Cependant, chacun, de peur d’en parler, évita peu à peu l’escalier qui conduisait au capharnaüm ; le corridor même qui précédait les marches devint désert, et la légende tombait en oubli, lorsqu’il vint à l’esprit de Cassy d’en profiter pour aviver les terreurs superstitieuses de Legris, et tenter l’évasion d’elle et de sa compagne de souffrance.

La chambre à coucher de Cassy était immédiatement au-dessous du grenier.

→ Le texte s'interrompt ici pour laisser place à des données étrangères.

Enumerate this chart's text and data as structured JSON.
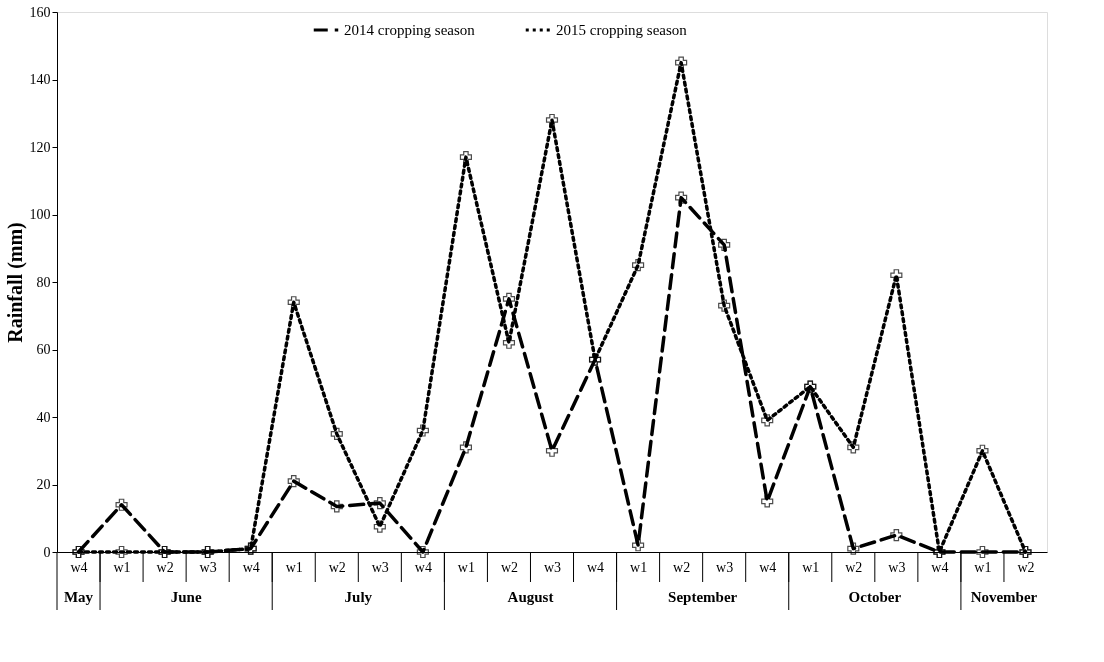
{
  "chart_data": {
    "type": "line",
    "ylabel": "Rainfall (mm)",
    "categories": [
      "w4",
      "w1",
      "w2",
      "w3",
      "w4",
      "w1",
      "w2",
      "w3",
      "w4",
      "w1",
      "w2",
      "w3",
      "w4",
      "w1",
      "w2",
      "w3",
      "w4",
      "w1",
      "w2",
      "w3",
      "w4",
      "w1",
      "w2"
    ],
    "annotations": [
      "May",
      "June",
      "July",
      "August",
      "September",
      "October",
      "November"
    ],
    "series": [
      {
        "name": "2014 cropping  season",
        "color": "#000000",
        "line_style": "dashed",
        "values": [
          0,
          14,
          0,
          0,
          1,
          21,
          13.5,
          14.5,
          0,
          31,
          75,
          30,
          57,
          2,
          105,
          91,
          15,
          49,
          1,
          5,
          0,
          0,
          0
        ]
      },
      {
        "name": "2015 cropping  season",
        "color": "#000000",
        "line_style": "dotted",
        "values": [
          0,
          0,
          0,
          0,
          1,
          74,
          35,
          7.5,
          36,
          117,
          62,
          128,
          57,
          85,
          145,
          73,
          39,
          49,
          31,
          82,
          0,
          30,
          0
        ]
      }
    ],
    "ylim": [
      0,
      160
    ],
    "yticks": [
      0,
      20,
      40,
      60,
      80,
      100,
      120,
      140,
      160
    ],
    "grid": false,
    "legend": "top",
    "marker": "cross"
  }
}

Un jour, sans consulter Legris, elle prit sur elle, de la façon la plus ostensible, de faire transporter tous les meubles dans une pièce à l’autre extrémité de la maison. Les domestiques subalternes, chargés d’opérer le déménagement, allaient, venaient, couraient, rivalisant de zèle et de désordre, lorsque Legris rentra d’une promenade à cheval.

« Holà ! hé ! Cassy ! qu’y a-t-il sous le vent ?

— Rien ; seulement, je veux changer de chambre, répliqua-t-elle d’un ton sournois.

— Et pourquoi, s’il te plaît ?

— Parce que je le veux.

— Pourquoi, diable, le veux-tu ?

— Je désirerais pouvoir dormir quelquefois.

— Dormir ? Eh bien ! qui t’empêche de dormir ?

— Je pourrais vous le dire, si vous voulez l’entendre, répliqua-t-elle sèchement.

— Parleras-tu, sorcière ?

— Ce n’est pas la peine. D’ailleurs, je suppose que vous n’en seriez pas troublé, vous. Ce n’est rien : des gémissements, des coups, des corps se roulant sur le plancher moitié de la nuit, depuis minuit jusqu’au jour.